Production and characterization of a fusion form of hepatitis E virus tORF2 capsid protein in Escherichia coli
Published in Preparative Biochemistry & Biotechnology, 2021
Mohamed Boumaiza, Khaled Trabelsi, Zeineb Choucha, Ines Akrouti, Serena Leone, Delia Picone, Héla Kallel
Hepatitis E virus (HEV), a small, non-enveloped RNA virus of the family Hepeviridae, is associated with endemic and epidemic acute viral hepatitis in developing countries.
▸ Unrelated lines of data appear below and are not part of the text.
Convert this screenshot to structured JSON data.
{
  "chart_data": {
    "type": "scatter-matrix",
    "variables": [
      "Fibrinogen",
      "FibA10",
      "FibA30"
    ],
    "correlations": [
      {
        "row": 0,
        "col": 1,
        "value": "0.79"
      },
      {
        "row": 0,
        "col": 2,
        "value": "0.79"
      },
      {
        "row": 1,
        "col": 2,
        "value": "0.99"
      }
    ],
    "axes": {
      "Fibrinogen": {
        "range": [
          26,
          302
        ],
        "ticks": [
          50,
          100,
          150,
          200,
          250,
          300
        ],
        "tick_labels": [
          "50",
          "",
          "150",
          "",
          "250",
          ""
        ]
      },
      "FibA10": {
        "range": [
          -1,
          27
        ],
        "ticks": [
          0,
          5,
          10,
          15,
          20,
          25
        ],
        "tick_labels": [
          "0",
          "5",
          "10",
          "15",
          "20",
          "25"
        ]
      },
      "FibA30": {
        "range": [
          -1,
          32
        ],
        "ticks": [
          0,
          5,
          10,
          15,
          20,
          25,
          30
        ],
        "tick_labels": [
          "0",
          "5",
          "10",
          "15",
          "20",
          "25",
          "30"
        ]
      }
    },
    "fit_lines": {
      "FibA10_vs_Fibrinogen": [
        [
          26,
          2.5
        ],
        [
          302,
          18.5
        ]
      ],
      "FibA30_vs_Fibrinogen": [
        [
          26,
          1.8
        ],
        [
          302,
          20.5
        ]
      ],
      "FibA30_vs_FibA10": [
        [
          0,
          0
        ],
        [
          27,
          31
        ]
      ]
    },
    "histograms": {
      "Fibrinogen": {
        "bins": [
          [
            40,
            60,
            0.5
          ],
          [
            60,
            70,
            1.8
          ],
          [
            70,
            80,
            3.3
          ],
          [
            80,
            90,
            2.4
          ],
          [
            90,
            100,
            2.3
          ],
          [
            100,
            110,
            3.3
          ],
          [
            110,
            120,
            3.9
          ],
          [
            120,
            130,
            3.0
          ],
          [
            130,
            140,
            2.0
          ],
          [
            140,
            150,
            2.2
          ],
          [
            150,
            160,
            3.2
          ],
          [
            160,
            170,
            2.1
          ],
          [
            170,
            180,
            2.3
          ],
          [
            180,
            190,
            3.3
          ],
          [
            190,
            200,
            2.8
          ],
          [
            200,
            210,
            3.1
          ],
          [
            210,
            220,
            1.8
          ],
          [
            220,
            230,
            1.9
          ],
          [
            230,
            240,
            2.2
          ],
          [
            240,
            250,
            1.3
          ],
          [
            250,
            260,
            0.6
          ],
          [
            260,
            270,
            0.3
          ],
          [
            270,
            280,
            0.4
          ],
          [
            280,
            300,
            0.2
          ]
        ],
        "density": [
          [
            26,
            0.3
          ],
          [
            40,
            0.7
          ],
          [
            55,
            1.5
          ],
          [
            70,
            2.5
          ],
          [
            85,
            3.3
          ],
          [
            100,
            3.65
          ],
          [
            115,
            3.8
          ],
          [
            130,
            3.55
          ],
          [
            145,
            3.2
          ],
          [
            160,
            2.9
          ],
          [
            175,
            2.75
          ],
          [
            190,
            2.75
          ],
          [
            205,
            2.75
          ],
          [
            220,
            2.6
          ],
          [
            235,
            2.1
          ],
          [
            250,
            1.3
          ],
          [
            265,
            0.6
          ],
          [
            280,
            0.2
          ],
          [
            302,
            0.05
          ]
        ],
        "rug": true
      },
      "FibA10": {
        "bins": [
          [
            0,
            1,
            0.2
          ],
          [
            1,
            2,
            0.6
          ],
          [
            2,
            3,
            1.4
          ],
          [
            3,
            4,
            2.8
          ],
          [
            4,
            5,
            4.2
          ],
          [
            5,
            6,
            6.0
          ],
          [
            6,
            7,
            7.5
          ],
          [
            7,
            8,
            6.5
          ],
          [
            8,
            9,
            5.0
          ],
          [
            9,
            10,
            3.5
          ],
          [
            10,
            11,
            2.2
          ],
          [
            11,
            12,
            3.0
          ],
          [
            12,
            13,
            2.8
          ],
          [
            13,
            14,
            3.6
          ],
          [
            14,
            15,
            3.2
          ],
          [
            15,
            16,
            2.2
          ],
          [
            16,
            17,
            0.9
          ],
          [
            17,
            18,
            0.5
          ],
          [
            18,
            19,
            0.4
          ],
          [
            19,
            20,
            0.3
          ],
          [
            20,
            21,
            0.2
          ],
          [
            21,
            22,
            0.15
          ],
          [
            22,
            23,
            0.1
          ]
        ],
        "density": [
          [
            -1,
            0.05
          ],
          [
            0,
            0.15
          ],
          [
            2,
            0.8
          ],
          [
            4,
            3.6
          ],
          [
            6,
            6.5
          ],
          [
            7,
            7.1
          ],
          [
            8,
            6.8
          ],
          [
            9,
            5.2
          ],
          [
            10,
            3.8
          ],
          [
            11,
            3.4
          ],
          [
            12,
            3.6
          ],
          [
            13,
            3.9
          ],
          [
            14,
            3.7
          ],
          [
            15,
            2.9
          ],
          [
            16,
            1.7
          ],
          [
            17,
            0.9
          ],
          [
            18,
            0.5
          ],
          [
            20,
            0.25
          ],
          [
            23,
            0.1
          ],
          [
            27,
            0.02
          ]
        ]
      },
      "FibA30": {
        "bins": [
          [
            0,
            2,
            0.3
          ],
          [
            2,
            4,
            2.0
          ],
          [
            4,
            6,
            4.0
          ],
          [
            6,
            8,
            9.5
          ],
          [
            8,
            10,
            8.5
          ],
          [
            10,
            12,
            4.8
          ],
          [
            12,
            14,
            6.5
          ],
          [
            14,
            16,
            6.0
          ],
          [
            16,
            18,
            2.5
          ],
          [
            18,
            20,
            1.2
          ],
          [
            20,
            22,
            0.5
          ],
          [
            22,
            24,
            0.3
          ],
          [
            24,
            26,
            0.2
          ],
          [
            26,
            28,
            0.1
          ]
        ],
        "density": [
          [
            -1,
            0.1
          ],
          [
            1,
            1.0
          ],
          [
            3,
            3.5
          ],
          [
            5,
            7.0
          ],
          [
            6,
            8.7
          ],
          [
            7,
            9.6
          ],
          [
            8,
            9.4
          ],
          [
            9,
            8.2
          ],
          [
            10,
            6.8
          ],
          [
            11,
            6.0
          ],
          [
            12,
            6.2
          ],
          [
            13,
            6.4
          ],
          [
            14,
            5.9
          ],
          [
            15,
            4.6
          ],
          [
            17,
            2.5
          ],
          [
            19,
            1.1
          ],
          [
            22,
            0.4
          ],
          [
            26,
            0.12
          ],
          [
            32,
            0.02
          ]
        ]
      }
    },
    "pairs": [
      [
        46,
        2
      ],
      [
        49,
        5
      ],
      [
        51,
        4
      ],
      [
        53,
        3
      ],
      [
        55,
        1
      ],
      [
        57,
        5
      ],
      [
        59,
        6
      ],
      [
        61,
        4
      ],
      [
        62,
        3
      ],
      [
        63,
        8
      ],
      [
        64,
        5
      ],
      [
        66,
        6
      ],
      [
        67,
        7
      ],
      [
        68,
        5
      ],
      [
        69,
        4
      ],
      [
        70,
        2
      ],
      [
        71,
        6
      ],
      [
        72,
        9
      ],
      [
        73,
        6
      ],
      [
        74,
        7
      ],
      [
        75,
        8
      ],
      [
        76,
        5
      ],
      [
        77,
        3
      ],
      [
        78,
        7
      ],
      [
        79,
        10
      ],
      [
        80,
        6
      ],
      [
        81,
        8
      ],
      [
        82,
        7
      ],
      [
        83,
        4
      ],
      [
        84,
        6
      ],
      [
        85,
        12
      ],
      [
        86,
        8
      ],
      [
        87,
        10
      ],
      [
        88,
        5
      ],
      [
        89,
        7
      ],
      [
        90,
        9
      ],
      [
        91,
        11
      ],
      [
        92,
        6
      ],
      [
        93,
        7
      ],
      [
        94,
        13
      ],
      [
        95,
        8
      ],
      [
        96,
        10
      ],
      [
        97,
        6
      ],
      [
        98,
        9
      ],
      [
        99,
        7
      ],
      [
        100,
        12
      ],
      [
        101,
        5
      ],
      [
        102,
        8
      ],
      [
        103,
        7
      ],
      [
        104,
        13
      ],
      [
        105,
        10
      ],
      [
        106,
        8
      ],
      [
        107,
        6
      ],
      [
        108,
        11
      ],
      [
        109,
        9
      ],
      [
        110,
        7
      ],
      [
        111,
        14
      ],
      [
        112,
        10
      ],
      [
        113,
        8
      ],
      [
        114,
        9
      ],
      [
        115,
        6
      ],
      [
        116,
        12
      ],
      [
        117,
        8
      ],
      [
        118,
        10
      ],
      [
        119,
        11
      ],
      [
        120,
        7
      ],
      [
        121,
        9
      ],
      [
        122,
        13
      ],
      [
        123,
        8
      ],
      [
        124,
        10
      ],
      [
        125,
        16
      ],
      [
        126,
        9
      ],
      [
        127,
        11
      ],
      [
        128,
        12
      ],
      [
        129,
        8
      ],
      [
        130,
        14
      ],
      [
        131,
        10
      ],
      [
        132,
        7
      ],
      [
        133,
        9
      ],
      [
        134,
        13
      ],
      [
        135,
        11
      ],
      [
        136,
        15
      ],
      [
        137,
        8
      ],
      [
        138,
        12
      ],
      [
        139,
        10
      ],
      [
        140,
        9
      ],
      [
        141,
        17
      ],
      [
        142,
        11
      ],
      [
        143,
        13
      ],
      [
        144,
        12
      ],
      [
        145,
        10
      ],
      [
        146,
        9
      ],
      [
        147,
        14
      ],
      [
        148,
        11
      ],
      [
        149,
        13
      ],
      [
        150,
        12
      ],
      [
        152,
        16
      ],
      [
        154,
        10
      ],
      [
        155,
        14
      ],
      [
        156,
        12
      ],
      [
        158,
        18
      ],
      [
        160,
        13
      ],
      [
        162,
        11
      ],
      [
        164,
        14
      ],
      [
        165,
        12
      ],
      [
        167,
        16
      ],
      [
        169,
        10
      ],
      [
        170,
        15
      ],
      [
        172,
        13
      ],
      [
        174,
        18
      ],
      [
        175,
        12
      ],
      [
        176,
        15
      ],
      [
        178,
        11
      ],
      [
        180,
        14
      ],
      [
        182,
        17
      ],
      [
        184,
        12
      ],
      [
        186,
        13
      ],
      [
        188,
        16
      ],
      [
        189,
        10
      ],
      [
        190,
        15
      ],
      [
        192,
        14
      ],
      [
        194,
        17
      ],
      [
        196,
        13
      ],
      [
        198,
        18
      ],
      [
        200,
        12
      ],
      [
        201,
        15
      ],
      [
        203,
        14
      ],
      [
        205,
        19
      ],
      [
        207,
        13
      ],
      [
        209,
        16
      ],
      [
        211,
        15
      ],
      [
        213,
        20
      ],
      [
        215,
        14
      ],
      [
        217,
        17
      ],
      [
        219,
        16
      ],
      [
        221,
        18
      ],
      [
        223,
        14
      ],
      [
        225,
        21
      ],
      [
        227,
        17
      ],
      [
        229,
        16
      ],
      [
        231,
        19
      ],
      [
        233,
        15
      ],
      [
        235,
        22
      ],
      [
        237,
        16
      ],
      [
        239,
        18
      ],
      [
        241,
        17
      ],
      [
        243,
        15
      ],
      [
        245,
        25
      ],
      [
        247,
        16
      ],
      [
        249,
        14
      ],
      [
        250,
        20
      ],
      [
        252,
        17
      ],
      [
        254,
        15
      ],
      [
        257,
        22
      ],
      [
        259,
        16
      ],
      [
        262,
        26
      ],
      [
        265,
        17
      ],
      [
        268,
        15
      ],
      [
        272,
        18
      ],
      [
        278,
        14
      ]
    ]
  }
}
HEV genome is a positive-sense, single-stranded, 7.2-kb RNA containing three open reading frames (ORFs). ORF1 encodes nonstructural polyprotein (nsP) with multiple domains.[1]ORF2 encodes the viral structural protein of 660 amino acids (aa) which is involved in virion assembly and immunogenicity[2] and ORF3 encodes a small protein associated with virion morphogenesis and release.[3] It has been reported that this protein, encoded by ORF3, generates transient antibodies that are unsuitable for serological diagnosis of HEV.[4] Clinical strains of HEV have been diagnosed by quantifying viral RNA in culture supernatants and cell lysates.[5] On the other hand, the ORF2 gene is highly conserved among HEV species and has been shown to induce long-lived immunity, therefore it has been selected for serological diagnosis of HEV and used as the main antigen for vaccine development against HEV infection.[4,6,7] Furthermore, it has been reported that HEV infection leads to the secretion of 3 forms of ORF2: infectious ORF2 (ORF2i), glycosylated ORF2 (ORF2g), and cleaved ORF2 (ORF2c).[8] Indeed, TORF2i, which correspond to the structural component of infectious particles, is not glycosylated. However, it has been demonstrated recently that ORFg/c protein is N-glycosylated on N1 and N3 sites but not on the N2 site and that N-glycosylation of ORF2 protein does not play any role in replication and assembly of infectious HEV particles.[9]